Во время круиза она сказала Жюльену, что потенциально она хороший художник, и ее уверенность в себе не была самообманом. К исходу 1930-х годов она обрела такую репутацию, хотя еще не стала особенно известной. Да, действительно, она училась в Париже, в академии Колорасси — круиз по Средиземному морю с отцом знаменовал завершение этой поры ее ученичества и начало периода настоящего постижения того, как стать художником, — тогда в ее жизни мелькнул ранний ученик Матисса, человек, которым она восхищалась, который даже снискал одобрение ее отца. Потом она пошла своей дорогой, а не путем, необходимым для достижения славы, брезгуя связями и контактами, которыми должен обзаводиться художник, чтобы оставить свой след. Кто-то как-то сказал, что богатство погубило ее как художника, и в глубине души она согласилась. Не то чтобы оно ограничивало ее восприятие или воздействовало на то, что она писала, но оно позволяло ей игнорировать владельцев галерей и критиков, которые делают художников великими. Она не обращала на них внимания, они платили ей тем же. Если бы она приложила чуть больше усилий в этом направлении, посмертная репутация, начавшая складываться в шестидесятых годах на основе ее сохранившихся работ, могла бы выкристаллизоваться много раньше.

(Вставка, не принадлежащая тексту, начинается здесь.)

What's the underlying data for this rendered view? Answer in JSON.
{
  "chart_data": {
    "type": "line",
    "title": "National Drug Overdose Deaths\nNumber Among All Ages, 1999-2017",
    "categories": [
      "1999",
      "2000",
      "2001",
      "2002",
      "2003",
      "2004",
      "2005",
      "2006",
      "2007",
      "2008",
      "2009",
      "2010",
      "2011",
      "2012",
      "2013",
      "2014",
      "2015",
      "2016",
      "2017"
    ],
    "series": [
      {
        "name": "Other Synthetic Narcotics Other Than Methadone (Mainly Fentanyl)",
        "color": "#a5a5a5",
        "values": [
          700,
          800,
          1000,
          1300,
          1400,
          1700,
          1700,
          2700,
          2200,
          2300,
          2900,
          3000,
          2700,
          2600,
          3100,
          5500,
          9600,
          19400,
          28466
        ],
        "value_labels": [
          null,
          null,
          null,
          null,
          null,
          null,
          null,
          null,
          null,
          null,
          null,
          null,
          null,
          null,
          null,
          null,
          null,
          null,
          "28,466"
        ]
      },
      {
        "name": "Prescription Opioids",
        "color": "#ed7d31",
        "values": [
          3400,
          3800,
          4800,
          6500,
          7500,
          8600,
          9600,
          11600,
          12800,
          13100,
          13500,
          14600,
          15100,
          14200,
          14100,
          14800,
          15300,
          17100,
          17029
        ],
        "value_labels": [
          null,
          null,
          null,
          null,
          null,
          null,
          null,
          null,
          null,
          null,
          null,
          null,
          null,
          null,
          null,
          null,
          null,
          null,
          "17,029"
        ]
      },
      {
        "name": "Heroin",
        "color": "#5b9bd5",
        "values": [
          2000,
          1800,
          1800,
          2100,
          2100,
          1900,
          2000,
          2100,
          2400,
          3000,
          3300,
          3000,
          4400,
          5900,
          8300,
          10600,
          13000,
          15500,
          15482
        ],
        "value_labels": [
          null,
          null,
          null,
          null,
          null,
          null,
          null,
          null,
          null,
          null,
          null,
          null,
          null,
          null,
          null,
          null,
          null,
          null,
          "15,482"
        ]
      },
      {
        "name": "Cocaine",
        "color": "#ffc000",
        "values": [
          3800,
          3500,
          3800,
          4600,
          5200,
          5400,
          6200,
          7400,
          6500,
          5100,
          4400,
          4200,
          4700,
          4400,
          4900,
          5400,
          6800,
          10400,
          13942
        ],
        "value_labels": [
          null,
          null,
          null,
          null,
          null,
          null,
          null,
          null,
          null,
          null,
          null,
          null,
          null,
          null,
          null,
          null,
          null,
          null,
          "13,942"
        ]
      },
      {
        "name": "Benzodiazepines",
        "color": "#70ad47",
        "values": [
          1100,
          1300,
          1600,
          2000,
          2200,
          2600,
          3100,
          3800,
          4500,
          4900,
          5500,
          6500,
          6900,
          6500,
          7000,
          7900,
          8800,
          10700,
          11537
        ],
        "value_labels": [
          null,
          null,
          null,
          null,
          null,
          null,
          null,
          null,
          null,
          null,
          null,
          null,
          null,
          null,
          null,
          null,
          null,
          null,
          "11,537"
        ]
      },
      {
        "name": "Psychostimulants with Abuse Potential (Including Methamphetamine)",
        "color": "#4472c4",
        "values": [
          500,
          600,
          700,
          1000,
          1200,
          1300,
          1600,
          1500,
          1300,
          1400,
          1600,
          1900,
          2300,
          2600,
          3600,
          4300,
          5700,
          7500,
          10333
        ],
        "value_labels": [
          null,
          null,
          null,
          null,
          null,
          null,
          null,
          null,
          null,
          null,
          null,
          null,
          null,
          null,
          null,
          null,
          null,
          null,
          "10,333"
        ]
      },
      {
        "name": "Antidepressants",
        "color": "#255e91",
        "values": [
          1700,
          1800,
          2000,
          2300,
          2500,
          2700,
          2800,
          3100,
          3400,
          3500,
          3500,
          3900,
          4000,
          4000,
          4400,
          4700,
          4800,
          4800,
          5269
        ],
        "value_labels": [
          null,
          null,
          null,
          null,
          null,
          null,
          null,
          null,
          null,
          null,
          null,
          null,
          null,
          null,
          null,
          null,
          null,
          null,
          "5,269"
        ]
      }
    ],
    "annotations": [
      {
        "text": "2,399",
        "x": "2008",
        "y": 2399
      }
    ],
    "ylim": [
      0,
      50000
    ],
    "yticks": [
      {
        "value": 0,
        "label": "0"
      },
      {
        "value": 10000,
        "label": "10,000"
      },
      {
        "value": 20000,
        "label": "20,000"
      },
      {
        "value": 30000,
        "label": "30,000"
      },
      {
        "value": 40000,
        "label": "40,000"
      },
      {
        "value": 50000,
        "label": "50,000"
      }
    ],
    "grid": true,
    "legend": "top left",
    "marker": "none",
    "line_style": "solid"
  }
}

Работала она как одержимая и обычно в полном одиночестве. Жизнь, которую она выбрала с некоторым ущербом для себя. Никакой муж не мог бы долго выдержать такой режим — для него просто не хватало места. Брак, так ранивший Жюльена, когда он про него услышал, был глупой ошибкой — отчасти желанием спастись от вседавящего присутствия отца и отчасти желанием раз в жизни поступить так, как от нее ожидалось, быть как все. Жак Ментон, как и сказал ее отец Жюльену, был дипломатом с большим будущим. Хорошая семья, не чересчур аристократичная и не чересчур буржуазная. Человек не без ума, доброты и даже юмора. Протестант с корнями в Эльзасе и с заметной примесью немца. Не целиком француз, как и она сама, однако ощущение, что он не до конца свой, делало его только еще большим рабом условностей, держало в постоянном напряжении и быть, и казаться безупречным.